I recall training these two German Shepard’s, brothers- one suffered from severe anxiety. In the beginning, I avoided going down the street where there were combative, loud, dogs. At that point in the training, I had to be smart and move around the problem until they were strong enough in their, “heel” to move down that street without becoming distracted. Without loosing focus.

This is the preface of the NA/AA practice of, “changing play places, people, things ” .
We must map out a different route for ourselves. Challenge ourselves to do something extraordinary and unique.

Yes, all we have to be is as smart as the average dog trainer.

RDAP taught me to do RATIONAL SELF- ANYLYSIS. This is where you look at the situation and decide if my thoughts about the situation are making my feel the way I want to feel, and while there are many facets to the practice, I thought of just this one, today. Yes, 8 years later, I recall the program daily.

You see, I am aging in the BOP. I am determined to do this with grace and with the best physical health possible. I know that eating bread and too much wheat or bleached wheat causes inflammation and then the pain becomes unbareable, so I apply the RSA.
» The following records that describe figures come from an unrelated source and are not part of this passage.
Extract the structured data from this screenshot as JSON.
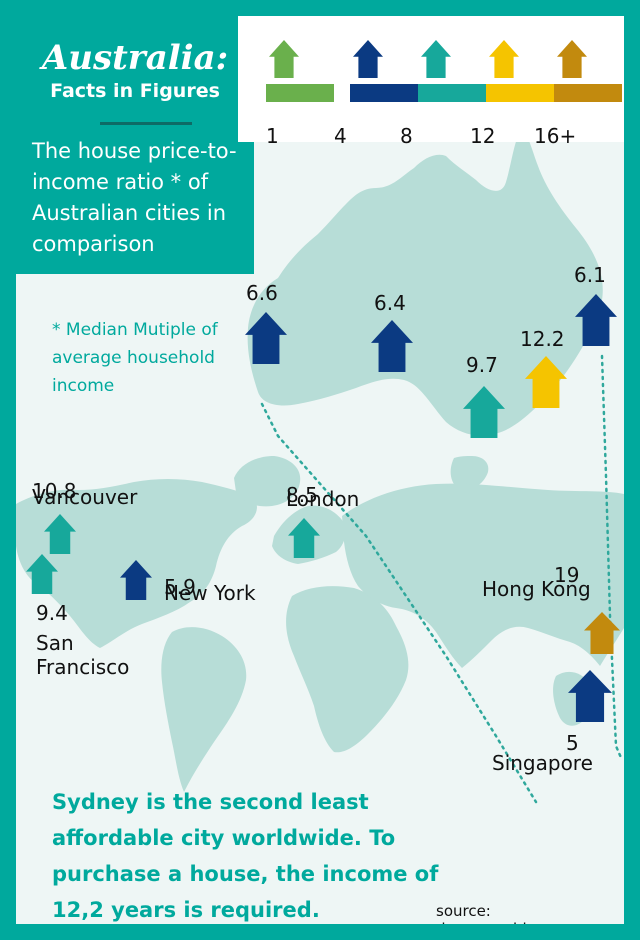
{
  "header": {
    "title": "Australia:",
    "subtitle": "Facts in Figures",
    "description": "The house price-to- income ratio * of Australian cities in comparison"
  },
  "legend": {
    "labels": [
      "1",
      "4",
      "8",
      "12",
      "16+"
    ],
    "colors": [
      "#6ab04c",
      "#0b3a82",
      "#17a89b",
      "#f5c400",
      "#c28a0e"
    ]
  },
  "footnote": "* Median Mutiple of average household income",
  "headline": "Sydney is the second least affordable city worldwide. To purchase a house, the income of 12,2 years is required.",
  "source": "source: demographia.com",
  "colors": {
    "frame": "#00a99d",
    "map": "#b7ddd7",
    "background": "#eef6f5",
    "accent_text": "#00a99d"
  },
  "chart_data": {
    "type": "map",
    "title": "The house price-to- income ratio * of Australian cities in comparison",
    "legend_breaks": [
      1,
      4,
      8,
      12,
      16
    ],
    "australian_cities": [
      {
        "value": 6.6,
        "color": "#0b3a82"
      },
      {
        "value": 6.4,
        "color": "#0b3a82"
      },
      {
        "value": 9.7,
        "color": "#17a89b"
      },
      {
        "value": 12.2,
        "color": "#f5c400"
      },
      {
        "value": 6.1,
        "color": "#0b3a82"
      }
    ],
    "world_cities": [
      {
        "name": "Vancouver",
        "value": 10.8,
        "color": "#17a89b"
      },
      {
        "name": "San Francisco",
        "value": 9.4,
        "color": "#17a89b"
      },
      {
        "name": "New York",
        "value": 5.9,
        "color": "#0b3a82"
      },
      {
        "name": "London",
        "value": 8.5,
        "color": "#17a89b"
      },
      {
        "name": "Hong Kong",
        "value": 19.0,
        "color": "#c28a0e"
      },
      {
        "name": "Singapore",
        "value": 5.0,
        "color": "#0b3a82"
      }
    ]
  }
}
I know that if I don’t workout, do yoga, and meditate, I won’t feel the way I want to feel.
I know if I don’t keep up with my family, I get the blues. The list goes on. I am in control and I can feel the way I want to feel if I plan my days knowing what is up ahead….and then when the road up ahead gets hard, I have this strength, a foundation that is unshakable. I know how to breath my way through.
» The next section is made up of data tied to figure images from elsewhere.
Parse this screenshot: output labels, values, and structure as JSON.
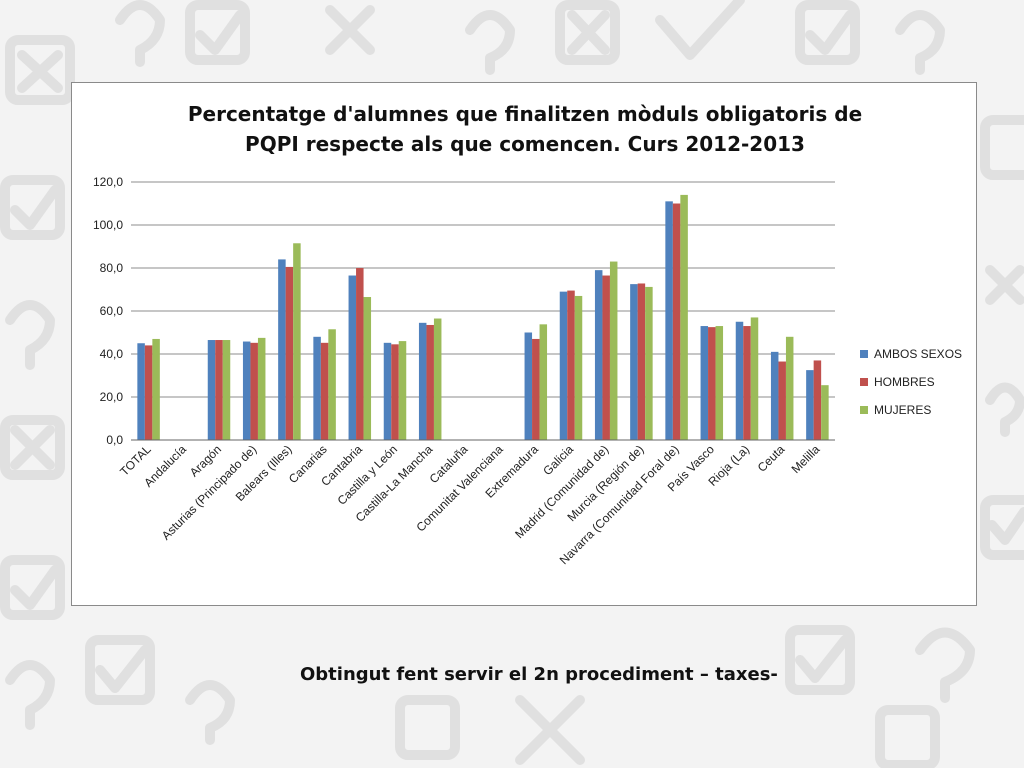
{
  "chart_data": {
    "type": "bar",
    "title_lines": [
      "Percentatge d'alumnes que finalitzen mòduls obligatoris de",
      "PQPI respecte als que comencen. Curs 2012-2013"
    ],
    "xlabel": "",
    "ylabel": "",
    "ylim": [
      0,
      120
    ],
    "yticks": [
      0,
      20,
      40,
      60,
      80,
      100,
      120
    ],
    "ytick_labels": [
      "0,0",
      "20,0",
      "40,0",
      "60,0",
      "80,0",
      "100,0",
      "120,0"
    ],
    "grid": true,
    "legend_position": "right",
    "categories": [
      "TOTAL",
      "Andalucía",
      "Aragón",
      "Asturias (Principado de)",
      "Balears (Illes)",
      "Canarias",
      "Cantabria",
      "Castilla y León",
      "Castilla-La Mancha",
      "Cataluña",
      "Comunitat Valenciana",
      "Extremadura",
      "Galicia",
      "Madrid (Comunidad de)",
      "Murcia (Región de)",
      "Navarra (Comunidad Foral de)",
      "País Vasco",
      "Rioja (La)",
      "Ceuta",
      "Melilla"
    ],
    "series": [
      {
        "name": "AMBOS SEXOS",
        "color": "#4f81bd",
        "values": [
          45,
          null,
          46.5,
          45.8,
          84,
          48,
          76.5,
          45.2,
          54.5,
          null,
          null,
          50,
          69,
          79,
          72.5,
          111,
          53,
          55,
          41,
          32.5
        ]
      },
      {
        "name": "HOMBRES",
        "color": "#c0504d",
        "values": [
          44,
          null,
          46.5,
          45.2,
          80.5,
          45.2,
          80,
          44.5,
          53.5,
          null,
          null,
          47,
          69.5,
          76.5,
          72.8,
          110,
          52.5,
          53,
          36.5,
          37
        ]
      },
      {
        "name": "MUJERES",
        "color": "#9bbb59",
        "values": [
          47,
          null,
          46.5,
          47.5,
          91.5,
          51.5,
          66.5,
          46,
          56.5,
          null,
          null,
          53.8,
          67,
          83,
          71.2,
          114,
          53,
          57,
          48,
          25.5
        ]
      }
    ]
  },
  "footer": {
    "caption": "Obtingut fent servir el 2n procediment – taxes-"
  },
  "colors": {
    "background": "#f3f3f3",
    "decoration": "#e2e2e2",
    "gridline": "#8c8c8c"
  }
}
An RSA isn’t just about your thoughts and beliefs, it’s about learning to remove anything from your life that isn’t serving you and fostering the best overall health possible. Toxic people, a job, a medication, various poison’s, or just a same old meaningless life where you sleep in and go watch tv in the dayroom until lockdown.

If you can see a better path, you can get to it.

The more you visualize, study the subject and apply what you learned in order to see the results- the more you become accustomed to what success looks like. Small success’ lead to major success

Life is not about surviving your circumstance, like a prison sentence, it’s about thriving, being resilient, finding passion and joy in the moments of each day for no one knows the hour at which death may come. Each day we either take two steps back or one step forward into the light of our greater understanding.